Hope this helps somebody!

I always test the memory I buy with memtest. I had a problem with DDR1 stick I bought a while ago, RMA'ed and it was fine since. Recently, like 3 months ago I got 4 pairs of DDR2 memory, all worked fine. I did get errors in memtest when I put any of those sticks into the first slot on the motherboard which turned out to be mobo's fault. So yeah, with memtest you not only check your memory but also other related components.

Eeek, I just ran this on my shiny new laptop and it failed!

I hope the shop I bought it from will accept a memtest report as a reason for return - has anyone ever tried that?



Any decent computer shop will recognize it when you say "memtest", and will replace the RAM for you. You do not need to get a new laptop, they should just be able to replace the RAM. It should take them about 5-10 minutes.
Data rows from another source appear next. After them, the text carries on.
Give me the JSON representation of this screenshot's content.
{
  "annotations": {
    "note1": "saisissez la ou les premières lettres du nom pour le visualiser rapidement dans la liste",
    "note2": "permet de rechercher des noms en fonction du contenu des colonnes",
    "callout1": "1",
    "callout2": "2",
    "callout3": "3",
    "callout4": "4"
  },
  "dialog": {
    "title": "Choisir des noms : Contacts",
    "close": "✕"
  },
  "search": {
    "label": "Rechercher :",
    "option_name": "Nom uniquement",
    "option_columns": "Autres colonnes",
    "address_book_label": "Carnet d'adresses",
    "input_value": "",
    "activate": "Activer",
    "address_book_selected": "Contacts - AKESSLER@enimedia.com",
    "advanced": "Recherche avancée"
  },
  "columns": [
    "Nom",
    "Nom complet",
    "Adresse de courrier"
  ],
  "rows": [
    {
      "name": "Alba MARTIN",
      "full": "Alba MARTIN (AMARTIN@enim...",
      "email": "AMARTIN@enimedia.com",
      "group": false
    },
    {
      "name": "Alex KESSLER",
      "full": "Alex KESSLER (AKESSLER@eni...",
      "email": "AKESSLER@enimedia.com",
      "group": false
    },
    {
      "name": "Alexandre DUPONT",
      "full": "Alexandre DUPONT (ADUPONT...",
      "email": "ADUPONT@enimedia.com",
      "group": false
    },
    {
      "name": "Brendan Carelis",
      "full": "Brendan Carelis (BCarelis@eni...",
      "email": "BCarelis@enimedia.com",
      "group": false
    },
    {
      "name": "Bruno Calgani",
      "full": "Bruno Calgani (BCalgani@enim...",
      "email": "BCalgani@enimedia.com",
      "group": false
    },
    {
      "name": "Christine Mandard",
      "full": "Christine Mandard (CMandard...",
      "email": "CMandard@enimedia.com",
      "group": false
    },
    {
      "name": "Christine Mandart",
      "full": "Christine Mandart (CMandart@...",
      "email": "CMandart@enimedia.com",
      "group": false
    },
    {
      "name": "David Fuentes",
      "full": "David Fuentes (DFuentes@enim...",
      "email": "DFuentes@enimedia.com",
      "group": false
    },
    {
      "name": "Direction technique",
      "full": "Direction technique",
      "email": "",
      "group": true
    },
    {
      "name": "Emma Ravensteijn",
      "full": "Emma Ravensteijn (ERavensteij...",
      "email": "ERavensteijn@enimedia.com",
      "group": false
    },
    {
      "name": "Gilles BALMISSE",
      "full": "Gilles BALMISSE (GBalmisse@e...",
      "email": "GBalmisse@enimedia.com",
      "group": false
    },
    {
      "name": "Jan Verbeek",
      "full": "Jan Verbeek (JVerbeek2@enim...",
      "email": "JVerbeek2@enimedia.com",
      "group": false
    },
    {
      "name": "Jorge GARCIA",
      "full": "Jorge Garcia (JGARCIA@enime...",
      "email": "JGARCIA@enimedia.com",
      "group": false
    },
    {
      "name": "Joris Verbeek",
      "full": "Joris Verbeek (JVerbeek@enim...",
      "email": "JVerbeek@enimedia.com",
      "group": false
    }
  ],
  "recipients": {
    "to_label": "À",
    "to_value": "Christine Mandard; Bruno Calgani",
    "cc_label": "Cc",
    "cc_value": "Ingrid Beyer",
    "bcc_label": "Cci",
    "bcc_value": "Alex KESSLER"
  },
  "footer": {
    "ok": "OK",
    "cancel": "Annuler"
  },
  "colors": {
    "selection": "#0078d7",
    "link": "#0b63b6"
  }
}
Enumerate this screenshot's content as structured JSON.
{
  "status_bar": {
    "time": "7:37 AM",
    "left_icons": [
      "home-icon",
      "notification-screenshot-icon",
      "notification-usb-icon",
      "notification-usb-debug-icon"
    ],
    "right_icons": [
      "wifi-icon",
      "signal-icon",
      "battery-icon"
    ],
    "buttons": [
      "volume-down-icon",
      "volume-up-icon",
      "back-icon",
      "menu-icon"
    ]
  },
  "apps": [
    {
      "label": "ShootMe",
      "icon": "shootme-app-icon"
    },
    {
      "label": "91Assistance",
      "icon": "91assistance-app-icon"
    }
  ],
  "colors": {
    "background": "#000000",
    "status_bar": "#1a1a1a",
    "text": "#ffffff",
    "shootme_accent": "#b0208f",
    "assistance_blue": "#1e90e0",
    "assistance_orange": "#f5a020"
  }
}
If they complain and refuse to replace it, return the whole system and go buy at another shop.


The sad fact is that RAM can easily get damaged, for a variety of reasons: manufacturing, packing, shipping, or even installing. Most damage comes from static electricity, and the effects of such damage can result in a system that randomly reboots once in a while, or one that won't boot at all. The latter is pretty obvious, but the former is usually blamed on the OS or something else.

Thanks for this couldn't have come at a better time. I was just going to update my RAM

If the battery went dead while it was running, it shouldn't cause any problems (though I wonder why you would do that?) You should definitely get through at least one pass, and 2 is better. More than that is a good stress test for it, but by that point you can be reasonably sure that the RAM is OK.

hi i dont know how memtest got on my laptop but for some reason it is and ive ran tests after tests and it doesnt find any errors but when i restart it it automatically boots and starts the tests again. what do i need to do to make it stop? im runnin ubuntu 9.10

Most Linux distros come with memtest as an option when you boot the system. It sounds like the memtest line somehow got set as the default OS to boot. Check the /etc/grub.conf file and make sure you have the correct Linux kernel selected as the default OS to boot.